This is a follow up piece to the post on 12-5-2012, entitled:
Apple (AAPL) - Have We Moved into a Totally New Volatility Paradigm for This Company? Has Everything Changed?
You can click on the title to read that older post. The main contention in that article was that I saw a potential paradigm shift in the way the option market reflected risk in APPL. The article today will focus on the same topic -- but with empirical evidence not from the implied volatility side (forward looking), but from the historical realized volatility side (backward looking).
Here's a quick snippet from the prior article, and then four charts which I find incredibly compelling.
[H]ere's what really caught my eye. The most recent closing low in stock price was on 11-15-2012 when AAPL closed at $525.62. At that time, the IV30™ was rising and hit 32.55%. Shortly thereafter, we can see the stock rise again, only to now start another downward trend. But, with the stock $20 lower then than it is today and in what for all intents and purposes was a free fall from an all-time high, the implied only hit 32.55%.

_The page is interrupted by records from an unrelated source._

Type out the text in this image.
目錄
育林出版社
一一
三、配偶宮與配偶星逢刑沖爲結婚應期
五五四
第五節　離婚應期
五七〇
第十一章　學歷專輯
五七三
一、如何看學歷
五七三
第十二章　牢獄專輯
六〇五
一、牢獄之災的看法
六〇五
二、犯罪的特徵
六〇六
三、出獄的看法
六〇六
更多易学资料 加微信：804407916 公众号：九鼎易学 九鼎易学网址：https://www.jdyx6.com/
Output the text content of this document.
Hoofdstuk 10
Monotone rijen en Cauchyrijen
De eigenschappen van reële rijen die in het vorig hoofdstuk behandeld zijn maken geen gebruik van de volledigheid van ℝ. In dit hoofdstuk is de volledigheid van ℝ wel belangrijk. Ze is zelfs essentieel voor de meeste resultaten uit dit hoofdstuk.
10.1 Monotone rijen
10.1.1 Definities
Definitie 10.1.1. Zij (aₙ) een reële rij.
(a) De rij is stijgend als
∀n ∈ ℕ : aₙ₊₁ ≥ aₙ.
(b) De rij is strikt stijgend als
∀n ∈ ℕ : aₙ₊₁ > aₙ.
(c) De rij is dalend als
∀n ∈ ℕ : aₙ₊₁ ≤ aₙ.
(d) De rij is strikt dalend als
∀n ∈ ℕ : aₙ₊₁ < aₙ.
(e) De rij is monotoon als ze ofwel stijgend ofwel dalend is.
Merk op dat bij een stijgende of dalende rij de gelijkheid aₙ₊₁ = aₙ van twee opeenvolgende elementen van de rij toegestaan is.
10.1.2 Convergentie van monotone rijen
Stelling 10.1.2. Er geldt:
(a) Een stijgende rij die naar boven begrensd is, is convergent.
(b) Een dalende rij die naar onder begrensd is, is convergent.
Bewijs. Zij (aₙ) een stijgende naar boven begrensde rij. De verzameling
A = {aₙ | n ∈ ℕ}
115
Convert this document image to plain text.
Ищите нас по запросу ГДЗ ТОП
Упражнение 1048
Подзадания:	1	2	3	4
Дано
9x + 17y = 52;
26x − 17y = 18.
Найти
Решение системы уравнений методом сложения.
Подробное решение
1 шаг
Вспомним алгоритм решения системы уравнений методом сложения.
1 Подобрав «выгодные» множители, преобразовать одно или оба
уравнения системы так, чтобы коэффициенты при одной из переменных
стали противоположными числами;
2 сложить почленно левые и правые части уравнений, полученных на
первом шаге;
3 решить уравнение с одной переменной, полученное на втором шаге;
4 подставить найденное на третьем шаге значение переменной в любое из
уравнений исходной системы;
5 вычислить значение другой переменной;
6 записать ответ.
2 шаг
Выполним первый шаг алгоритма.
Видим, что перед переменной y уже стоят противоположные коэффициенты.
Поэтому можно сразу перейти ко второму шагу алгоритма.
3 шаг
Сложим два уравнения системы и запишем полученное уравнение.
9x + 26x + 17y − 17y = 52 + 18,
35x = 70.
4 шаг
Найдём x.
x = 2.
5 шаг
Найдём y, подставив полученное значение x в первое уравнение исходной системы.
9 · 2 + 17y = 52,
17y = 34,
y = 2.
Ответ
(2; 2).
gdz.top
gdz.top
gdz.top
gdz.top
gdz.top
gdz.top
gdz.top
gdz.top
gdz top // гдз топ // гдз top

[W]ith the stock having already reversed the straight down move from the all-time high, and now headed on a new downward trajectory (after a small recovery), the vol has expanded (increased) significantly more to over 36%. So we see a $20 higher stock price now, with a free fall having ended, yet the implied is now higher than it was during the free fall. In English, the risk reflected by the option market has shifted -- it's higher.
Vol can behave much like demand (in fact, vol is demand for protection (puts) or speculation (calls)), where there can be an increase in quantity demanded (that's moving on the same demand curve to the right) and an increase in demand (which is a totally new demand curve drawn above the prior one). I've included a contrived picture of some "widget" demonstrating the difference in an increase in quantity demanded (moving from one red dot to the other) and an increase in demand (moving from blue Demand curve D to red Demand curve D'), below.
IMHO, AAPL is seeing a new demand curve (i.e. vol) -- we're no longer moving on the same vol curve and have moved to a new (higher) one. Like the difference between an increase in quantity demanded and an increase in demand, AAPL is showing a brand new risk curve -- a new paradigm if you will -- and it reflects higher risk.
End Older Post
Now to the historical vol measures. First, I have included the HV180™ chart and below that the HV360™ chart for AAPL over two-years. Note that HV is measured in trading days (not calendar days like implied vol), so HV180™ represents an average of ~9 months of data and HV360™ represents an average of ~18 months of data. So, in English, these are long-term trends not affected by short lived stock volatility.
I've drawn that yellow horizontal line to make it easier to see the high. What we can see here is that AAPL is now at multi-year highs for the very long-term HV180™ and HV360™ measures.
A fair question to ask, is, "how does this compare to the broader market?" Of course, the rationale being, if AAPL is mirroring the overall market, then this is not a firm specific trend, it's a coincidental data point.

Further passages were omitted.